Arch Intern Med 2006;166:1466-75

Abstract:
BACKGROUND: Despite the popularity of low-glycemic index (GI) and high-protein diets, to our knowledge no randomized, controlled trials have systematically compared their relative effects on weight loss and cardiovascular risk. METHODS: A total of 129 overweight or obese young adults (body mass index, > or =25 [calculated as weight in kilograms divided by the square of height in meters]) were assigned to 1 of 4 reduced-fat, high-fiber diets for 12 weeks. Diets 1 and 2 were high carbohydrate (55% of total energy intake), with high and low GIs, respectively; diets 3 and 4 were high protein (25% of total energy intake), with high and low GIs, respectively. The glycemic load was highest in diet 1 and lowest in diet 4. Changes in weight, body composition, and blood chemistry profile were studied. RESULTS: While all groups lost a similar mean +/- SE percentage of weight (diet 1, -4.2% +/- 0.6%; diet 2, -5.5% +/- 0.5%; diet 3, -6.2% +/- 0.4%; and diet 4, -4.8% +/- 0.7%; P = .09), the proportion of subjects in each group who lost 5% or more of body weight varied significantly by diet (diet 1, 31%; diet 2, 56%; diet 3, 66%; and diet 4, 33%; P = .01). Women on diets 2 and 3 lost approximately 80% more fat mass (-4.5 +/- 0.5 [mean +/- SE] kg and -4.6 +/- 0.5 kg) than those on diet 1 (-2.5 +/- 0.5 kg; P = .007). Mean +/- SE low-density-lipoprotein cholesterol levels declined significantly in the diet 2 group (-6.6 +/- 3.9 mg/dL [-0.17 +/- 0.10 mmol/L]) but increased in the diet 3 group (+10.0 +/- 3.9 mg/dL [+0.26 +/- 0.10 mmol/L]; P = .02). Goals for energy distribution were not achieved exactly: both carbohydrate groups ate less fat, and the diet 2 group ate more fiber. CONCLUSION: Both high-protein and low-GI regimens increase body fat loss, but cardiovascular risk reduction is optimized by a high-carbohydrate, low-GI diet.

Commento:
Per diversi anni, una dieta ricca in alimenti ad elevato indice glicemico, è stata considerata inadeguata ai fini del controllo del peso corporeo, in quanto l'ingestione di carboidrati a rapido assorbimento sembra determinare marcate fluttuazioni della glicemia e dell'insulinemia.

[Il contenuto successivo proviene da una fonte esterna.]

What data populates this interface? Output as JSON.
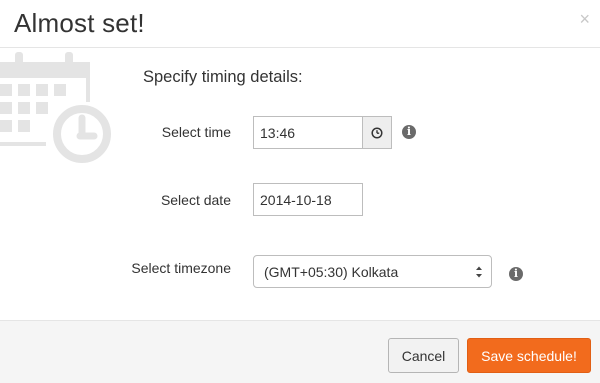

Anche la dieta iperproteica è stata oggetto di controversie ed ha catturato l'attenzione di dietologi e del pubblico negli ultimi anni.

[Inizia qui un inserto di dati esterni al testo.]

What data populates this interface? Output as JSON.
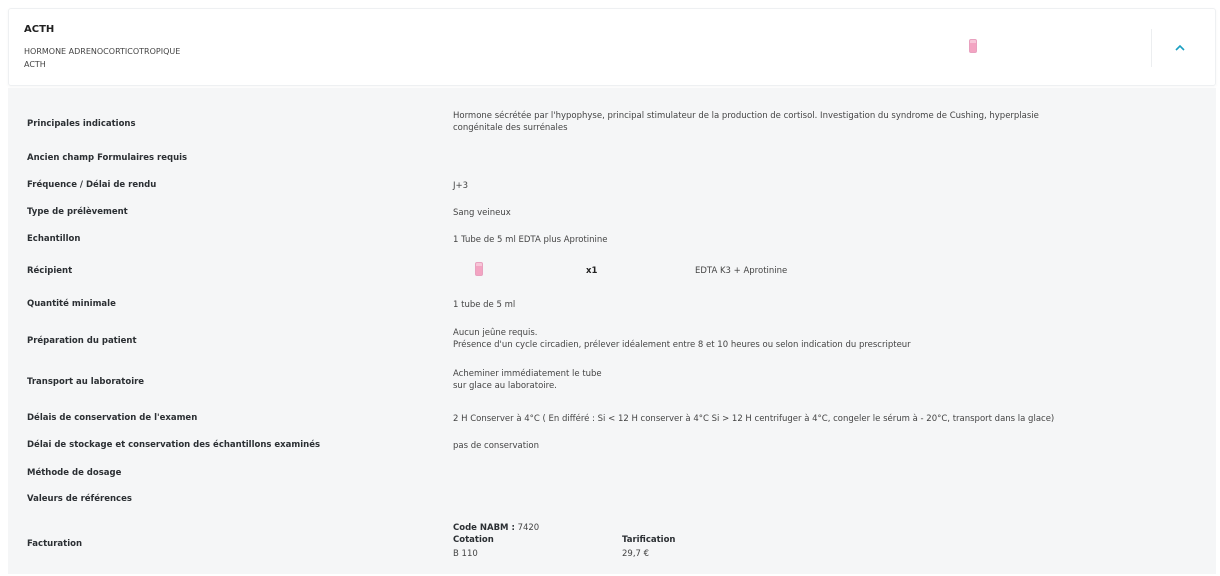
{
  "header": {
    "code": "ACTH",
    "full_name": "HORMONE ADRENOCORTICOTROPIQUE",
    "abbreviation": "ACTH",
    "tube_icon": "pink-tube-icon",
    "toggle_icon": "chevron-up-icon",
    "accent_color": "#1a9fc1"
  },
  "details": {
    "indications_label": "Principales indications",
    "indications_value_line1": "Hormone sécrétée par l'hypophyse, principal stimulateur de la production de cortisol. Investigation du syndrome de Cushing, hyperplasie",
    "indications_value_line2": "congénitale des surrénales",
    "ancien_label": "Ancien champ Formulaires requis",
    "frequence_label": "Fréquence / Délai de rendu",
    "frequence_value": "J+3",
    "type_label": "Type de prélèvement",
    "type_value": "Sang veineux",
    "echantillon_label": "Echantillon",
    "echantillon_value": "1 Tube de 5 ml EDTA plus Aprotinine",
    "recipient_label": "Récipient",
    "recipient_qty": "x1",
    "recipient_type": "EDTA K3 + Aprotinine",
    "quantite_label": "Quantité minimale",
    "quantite_value": "1 tube de 5 ml",
    "preparation_label": "Préparation du patient",
    "preparation_value_line1": "Aucun jeûne requis.",
    "preparation_value_line2": "Présence d'un cycle circadien, prélever idéalement entre 8 et 10 heures ou selon indication du prescripteur",
    "transport_label": "Transport au laboratoire",
    "transport_value_line1": "Acheminer immédiatement le tube",
    "transport_value_line2": "sur glace au laboratoire.",
    "delais_label": "Délais de conservation de l'examen",
    "delais_value": "2 H Conserver à 4°C ( En différé : Si < 12 H conserver à 4°C Si > 12 H centrifuger à 4°C, congeler le sérum à - 20°C, transport dans la glace)",
    "stockage_label": "Délai de stockage et conservation des échantillons examinés",
    "stockage_value": "pas de conservation",
    "methode_label": "Méthode de dosage",
    "valeurs_label": "Valeurs de références",
    "facturation_label": "Facturation",
    "nabm_label": "Code NABM :",
    "nabm_value": "7420",
    "cotation_label": "Cotation",
    "cotation_value": "B 110",
    "tarification_label": "Tarification",
    "tarification_value": "29,7 €"
  }
}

In questo studio, gli autori hanno confrontato l'efficacia di quattro diete ipocaloriche con ridotto contenuto in grassi, e un moderato contenuto in fibre, variabili in base alla qualità ed alla quantità dei carboidrati presenti. Il Glucose Load (contributo che tutti gli alimenti forniscono all'innalzamento della glicemia post-prandiale e risulta pari al prodotto dell'indice glicemico (GI) per il contenuto in carboidrati [CHO]) è stato assunto come parametro per differenziare i piani nutrizionali. Un aspetto particolarmente interessante in questo lavoro è rappresentato dall'importanza che è stata data al sostegno della compliance dei pazienti al piano nutrizionale. Il trattamento dietetico è stato protratto per 12 settimane, il che equivale ad un periodo di tempo relativamente breve; tuttavia, le differenza in termini di apporto di carboidrati dei diversi piani nutrizionali ha imposto la necessità di fornire un'indicazione costante ai soggetti in studio relativamente alla qualità ed alla quantità dell'alimento consumato, ottenendo un partecipazione attiva dei soggetti al counting di carboidrati, che ha garantito maggiore aderenza al piano dietetico pre-stabilito. Dopo 12 settimane, tutti i piani nutrizionali hanno determinato un calo ponderale significativo rispetto al basale, ma non significativo tra i gruppi in studio. La resistenza alla dieta, come è noto anche dall'esperienza clinica si esprime diversamente in diversi strati socio-culturali della popolazione. La miglior conoscenza della qualità e dell'apporto nutrizionale dell'alimento che si va consumando durante la restrizione calorica, sembrerebbe un elemento a favore della maggiore aderenza alla dieta anche in strati della popolazione di livello socio-culturale medio-basso. Un altro aspetto significativo, e sicuramente dirimente rispetto ad alcune incertezze sul significato del counting dei carboidrati in diete ipocaloriche, viene affrontato in questo lavoro attraverso il confronto puntuale tra glicemie ed insulinemie post-prandiali indotte dal consumo di pasti misti, preparati sulla base della compostone delle quattro diete e somministrati ad un gruppo di donne sovrappeso facenti parte del campione e sottoposte a 12 settimane di trattamento dietetico.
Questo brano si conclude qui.